10 Aug 2010

Data Scientist - thoughts and reflection

There has been an increased emphasis on the job role “data scientist” of late, and it has been a pleasure reading through the flurry of excitement as self professed data scientists come forth and confess their virtues.

Perhaps most interesting (for me) was this piece by The Practical Quant:

For the moment, data scientists thrive in smaller startups, internet companies, and other organizations where there is less emphasis on defined roles and tasks. But there really is no reason why large and mature organizations can’t join the fun.

(Link to article)

Whilst I agree that this is the most accurate representation of where we are today, I think the role definition for data scientists is going to fork in two in the years to come.

The first strand will be the group who are able to produce beautifully animated representations of data set trends, and are very proficient at pulling data through R or Python and munging into a visualisation environment. This is the fork that will get the most attention – and already does – as it publishes graphics and statistics that are visually impressive.

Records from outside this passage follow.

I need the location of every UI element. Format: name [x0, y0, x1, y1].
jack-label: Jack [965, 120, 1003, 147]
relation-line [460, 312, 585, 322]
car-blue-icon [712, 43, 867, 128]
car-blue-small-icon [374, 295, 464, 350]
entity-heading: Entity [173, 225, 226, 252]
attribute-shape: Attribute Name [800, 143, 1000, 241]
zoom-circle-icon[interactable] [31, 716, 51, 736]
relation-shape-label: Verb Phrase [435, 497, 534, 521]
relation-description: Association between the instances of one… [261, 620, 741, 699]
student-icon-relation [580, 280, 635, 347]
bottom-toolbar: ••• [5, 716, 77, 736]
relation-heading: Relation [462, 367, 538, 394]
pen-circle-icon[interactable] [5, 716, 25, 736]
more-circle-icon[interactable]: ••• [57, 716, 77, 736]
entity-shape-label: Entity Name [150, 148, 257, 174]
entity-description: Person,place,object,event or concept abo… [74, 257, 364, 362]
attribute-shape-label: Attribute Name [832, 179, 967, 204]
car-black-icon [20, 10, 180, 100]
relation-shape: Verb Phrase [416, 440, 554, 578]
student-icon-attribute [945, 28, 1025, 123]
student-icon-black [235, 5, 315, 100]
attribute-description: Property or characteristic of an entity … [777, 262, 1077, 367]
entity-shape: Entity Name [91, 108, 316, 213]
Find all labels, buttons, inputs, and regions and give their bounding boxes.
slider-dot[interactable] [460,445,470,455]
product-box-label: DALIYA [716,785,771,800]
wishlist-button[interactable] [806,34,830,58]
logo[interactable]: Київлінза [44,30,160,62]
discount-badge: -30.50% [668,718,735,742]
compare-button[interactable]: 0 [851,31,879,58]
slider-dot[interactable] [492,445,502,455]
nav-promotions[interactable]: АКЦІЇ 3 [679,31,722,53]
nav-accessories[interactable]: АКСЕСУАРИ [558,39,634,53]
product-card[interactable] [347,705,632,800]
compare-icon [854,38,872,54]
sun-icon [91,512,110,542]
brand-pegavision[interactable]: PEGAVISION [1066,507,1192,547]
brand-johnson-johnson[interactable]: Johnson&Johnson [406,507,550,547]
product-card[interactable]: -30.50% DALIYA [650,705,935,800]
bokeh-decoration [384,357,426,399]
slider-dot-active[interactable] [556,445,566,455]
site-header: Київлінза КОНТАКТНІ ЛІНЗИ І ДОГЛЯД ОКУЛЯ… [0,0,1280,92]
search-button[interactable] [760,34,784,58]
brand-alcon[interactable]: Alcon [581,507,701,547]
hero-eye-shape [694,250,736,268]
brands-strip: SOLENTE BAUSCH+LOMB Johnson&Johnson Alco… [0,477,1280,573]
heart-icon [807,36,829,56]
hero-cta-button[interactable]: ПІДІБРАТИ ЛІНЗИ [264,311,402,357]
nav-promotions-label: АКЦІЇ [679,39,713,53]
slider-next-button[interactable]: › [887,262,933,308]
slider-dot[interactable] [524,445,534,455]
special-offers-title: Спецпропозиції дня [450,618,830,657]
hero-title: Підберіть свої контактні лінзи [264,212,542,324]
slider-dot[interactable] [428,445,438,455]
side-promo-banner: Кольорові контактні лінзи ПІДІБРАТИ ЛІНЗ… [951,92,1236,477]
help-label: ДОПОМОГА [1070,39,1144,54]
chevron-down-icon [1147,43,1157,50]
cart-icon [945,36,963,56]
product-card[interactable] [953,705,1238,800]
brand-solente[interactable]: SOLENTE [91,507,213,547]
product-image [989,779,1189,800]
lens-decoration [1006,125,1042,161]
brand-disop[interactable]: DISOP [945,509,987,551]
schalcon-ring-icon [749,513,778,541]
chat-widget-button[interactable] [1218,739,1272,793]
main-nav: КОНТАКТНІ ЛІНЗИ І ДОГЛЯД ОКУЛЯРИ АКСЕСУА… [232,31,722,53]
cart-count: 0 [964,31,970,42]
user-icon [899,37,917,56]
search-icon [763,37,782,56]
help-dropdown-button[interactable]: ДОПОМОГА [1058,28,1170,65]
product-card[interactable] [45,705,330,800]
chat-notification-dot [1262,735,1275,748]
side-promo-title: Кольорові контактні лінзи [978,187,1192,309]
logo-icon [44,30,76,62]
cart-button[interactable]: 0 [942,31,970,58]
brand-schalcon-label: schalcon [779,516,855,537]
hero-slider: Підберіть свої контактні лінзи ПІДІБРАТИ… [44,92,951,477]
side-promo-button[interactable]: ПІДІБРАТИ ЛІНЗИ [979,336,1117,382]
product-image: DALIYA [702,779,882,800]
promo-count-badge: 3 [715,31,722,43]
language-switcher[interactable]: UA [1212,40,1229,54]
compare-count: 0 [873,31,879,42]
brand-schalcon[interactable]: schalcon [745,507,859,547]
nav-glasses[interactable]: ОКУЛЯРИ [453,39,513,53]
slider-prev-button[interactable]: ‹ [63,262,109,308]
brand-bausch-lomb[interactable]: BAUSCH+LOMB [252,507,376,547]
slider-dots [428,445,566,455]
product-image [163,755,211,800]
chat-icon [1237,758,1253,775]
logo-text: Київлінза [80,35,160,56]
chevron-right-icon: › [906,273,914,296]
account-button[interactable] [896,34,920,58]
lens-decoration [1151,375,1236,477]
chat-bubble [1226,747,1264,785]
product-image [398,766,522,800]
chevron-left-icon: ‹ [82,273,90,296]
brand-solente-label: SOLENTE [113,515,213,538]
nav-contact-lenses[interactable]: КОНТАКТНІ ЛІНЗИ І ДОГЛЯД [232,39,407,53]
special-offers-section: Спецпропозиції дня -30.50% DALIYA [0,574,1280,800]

The second strand – or fork – will be eternally immersed in masses of raw data. People taking their careers down this route are likely to be spending their days churning through data feeds and data sets and getting them into an environment fit for analysis and reporting. As the above quote mentions, the cool side of data science is easier in smaller startups because they have more appetite for the new tools that make this easier. Unfortunately there are few mid-to-large size commercial organisations that are going to buy into the “big data” hardware and software stack anytime soon – there will need to be a sea change to enable some truly talented people to make the most of massive data.

Those data rich organisations – Facebook, Google, Twitter, LinkedIn – have fantastic investment in big data stacks, because that is their core business. Commercial organisations that do not have data at the core of their business are slower to the game, and may not even get there. For the time being, most of us working in the world of data can only drool (and weep) when we read up about such infrastructures as LinkedIn’s.